In 2007, he blamed the Virginia Tech shooting on video games.
“The problem is we are programming these people as a society…. Common sense tells you that if these kids are playing video games, where they’re on a mass killing spree in a video game, it’s glamorized on the big screen, it’s become part of the fiber of our society.”
(A recent American Psychological Association analysis did state that “first person shooter” games are associated with aggression, but found no clear correlation between their use and criminal violence.)
In 2008, Dr. Phil’s staff bailed a young woman out of jail after she assaulted another teenager on tape and then released it on YouTube.
Also in 2008, Dr. Phil visited Brittany Spears in the hospital in an attempt to stage a mental health “intervention.” The family’s representative said he was invited privately and that he exploited the event for the media without consent.
He has had “psychic medium” John Edward on to promote Edward’s alleged abilities to communicate with the dead.
And last year, he was sued by the family of a former guest, who say he sent the young woman to a rehabilitation academy where she was isolated, mentally and physically abused, and suffered a broken arm and “permanently and irreparably” severed nerves when staff forcibly pulled her off of her bed. According to court documents, the guest had originally gone on the show after having been raped and witnessing a violent murder.
The good doctor may have some skeletons in his closet, to say the least, but most central to any review of Dr. Phil’s $70 million business is the real question: Is he a good doctor?

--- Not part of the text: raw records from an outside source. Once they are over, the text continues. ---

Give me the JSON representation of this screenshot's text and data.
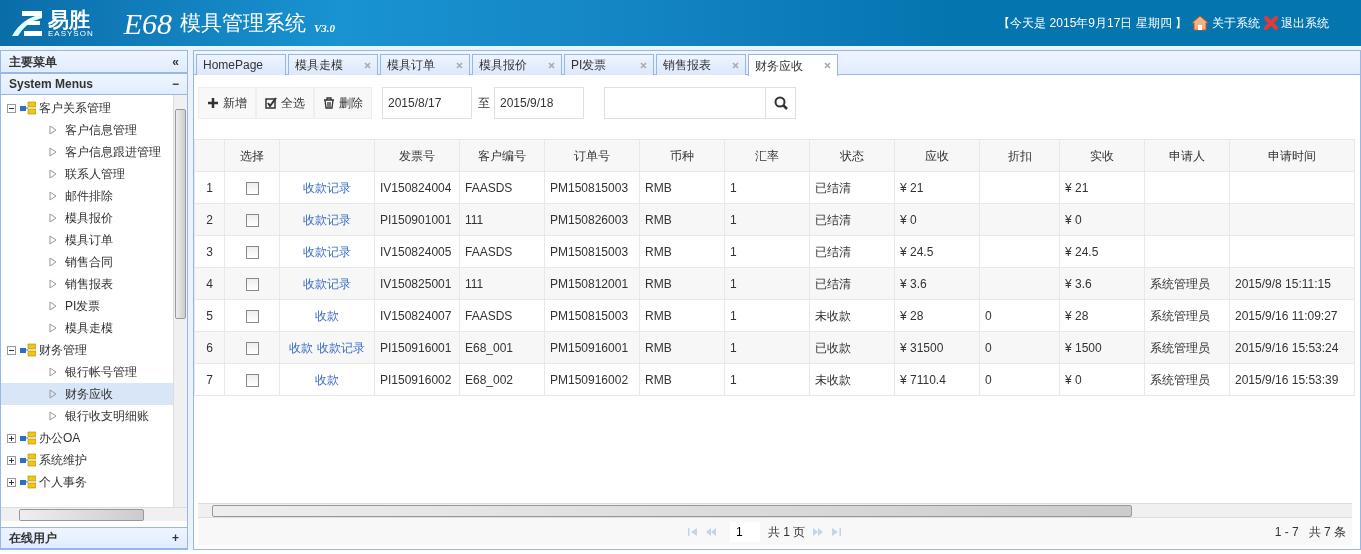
{
  "header": {
    "brand": "易胜",
    "brand_sub": "EASYSON",
    "product": "E68",
    "title": "模具管理系统",
    "version": "V3.0",
    "date_text": "【今天是 2015年9月17日 星期四 】",
    "links": [
      "关于系统",
      "退出系统"
    ]
  },
  "sidebar": {
    "title": "主要菜单",
    "collapse_glyph": "«",
    "section": "System Menus",
    "section_glyph": "−",
    "tree": [
      {
        "label": "客户关系管理",
        "expanded": true,
        "children": [
          {
            "label": "客户信息管理",
            "selected": false
          },
          {
            "label": "客户信息跟进管理",
            "selected": false
          },
          {
            "label": "联系人管理",
            "selected": false
          },
          {
            "label": "邮件排除",
            "selected": false
          },
          {
            "label": "模具报价",
            "selected": false
          },
          {
            "label": "模具订单",
            "selected": false
          },
          {
            "label": "销售合同",
            "selected": false
          },
          {
            "label": "销售报表",
            "selected": false
          },
          {
            "label": "PI发票",
            "selected": false
          },
          {
            "label": "模具走模",
            "selected": false
          }
        ]
      },
      {
        "label": "财务管理",
        "expanded": true,
        "children": [
          {
            "label": "银行帐号管理",
            "selected": false
          },
          {
            "label": "财务应收",
            "selected": true
          },
          {
            "label": "银行收支明细账",
            "selected": false
          }
        ]
      },
      {
        "label": "办公OA",
        "expanded": false
      },
      {
        "label": "系统维护",
        "expanded": false
      },
      {
        "label": "个人事务",
        "expanded": false
      }
    ],
    "footer": "在线用户",
    "footer_glyph": "+"
  },
  "tabs": [
    {
      "label": "HomePage",
      "selected": false,
      "closable": false
    },
    {
      "label": "模具走模",
      "selected": false,
      "closable": true
    },
    {
      "label": "模具订单",
      "selected": false,
      "closable": true
    },
    {
      "label": "模具报价",
      "selected": false,
      "closable": true
    },
    {
      "label": "PI发票",
      "selected": false,
      "closable": true
    },
    {
      "label": "销售报表",
      "selected": false,
      "closable": true
    },
    {
      "label": "财务应收",
      "selected": true,
      "closable": true
    }
  ],
  "toolbar": {
    "buttons": [
      {
        "label": "新增",
        "kind": "add"
      },
      {
        "label": "全选",
        "kind": "select"
      },
      {
        "label": "删除",
        "kind": "delete"
      }
    ],
    "date_from": "2015/8/17",
    "date_sep": "至",
    "date_to": "2015/9/18"
  },
  "table": {
    "columns": [
      "",
      "选择",
      "",
      "发票号",
      "客户编号",
      "订单号",
      "币种",
      "汇率",
      "状态",
      "应收",
      "折扣",
      "实收",
      "申请人",
      "申请时间"
    ],
    "rows": [
      {
        "checked": false,
        "actions": [
          "收款记录"
        ],
        "cells": [
          "1",
          "",
          "",
          "IV150824004",
          "FAASDS",
          "PM150815003",
          "RMB",
          "1",
          "已结清",
          "¥ 21",
          "",
          "¥ 21",
          "",
          ""
        ]
      },
      {
        "checked": false,
        "actions": [
          "收款记录"
        ],
        "cells": [
          "2",
          "",
          "",
          "PI150901001",
          "111",
          "PM150826003",
          "RMB",
          "1",
          "已结清",
          "¥ 0",
          "",
          "¥ 0",
          "",
          ""
        ]
      },
      {
        "checked": false,
        "actions": [
          "收款记录"
        ],
        "cells": [
          "3",
          "",
          "",
          "IV150824005",
          "FAASDS",
          "PM150815003",
          "RMB",
          "1",
          "已结清",
          "¥ 24.5",
          "",
          "¥ 24.5",
          "",
          ""
        ]
      },
      {
        "checked": false,
        "actions": [
          "收款记录"
        ],
        "cells": [
          "4",
          "",
          "",
          "IV150825001",
          "111",
          "PM150812001",
          "RMB",
          "1",
          "已结清",
          "¥ 3.6",
          "",
          "¥ 3.6",
          "系统管理员",
          "2015/9/8 15:11:15"
        ]
      },
      {
        "checked": false,
        "actions": [
          "收款"
        ],
        "cells": [
          "5",
          "",
          "",
          "IV150824007",
          "FAASDS",
          "PM150815003",
          "RMB",
          "1",
          "未收款",
          "¥ 28",
          "0",
          "¥ 28",
          "系统管理员",
          "2015/9/16 11:09:27"
        ]
      },
      {
        "checked": false,
        "actions": [
          "收款",
          "收款记录"
        ],
        "cells": [
          "6",
          "",
          "",
          "PI150916001",
          "E68_001",
          "PM150916001",
          "RMB",
          "1",
          "已收款",
          "¥ 31500",
          "0",
          "¥ 1500",
          "系统管理员",
          "2015/9/16 15:53:24"
        ]
      },
      {
        "checked": false,
        "actions": [
          "收款"
        ],
        "cells": [
          "7",
          "",
          "",
          "PI150916002",
          "E68_002",
          "PM150916002",
          "RMB",
          "1",
          "未收款",
          "¥ 7110.4",
          "0",
          "¥ 0",
          "系统管理员",
          "2015/9/16 15:53:39"
        ]
      }
    ]
  },
  "pager": {
    "page": "1",
    "pages_text": "共 1 页",
    "summary": "1 - 7   共 7 条"
  }
}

Well first of all he’s not a medical doctor nor a licensed therapist. He does have a PhD, and while some would argue that it’s misleading to call oneself “Doctor” without practicing medicine, technically, anyone with a doctorate can claim the honorific.
But Dr. Phil’s show is a show about real people, not abstract academic concepts. When he sits down with someone suffering from a seriously incapacitating illness such as obsessive compulsive disorder or bipolar disorder, do they realize that this “doctor” merely completed a PhD program and wrote a dissertation on rheumatoid arthritis in 1979?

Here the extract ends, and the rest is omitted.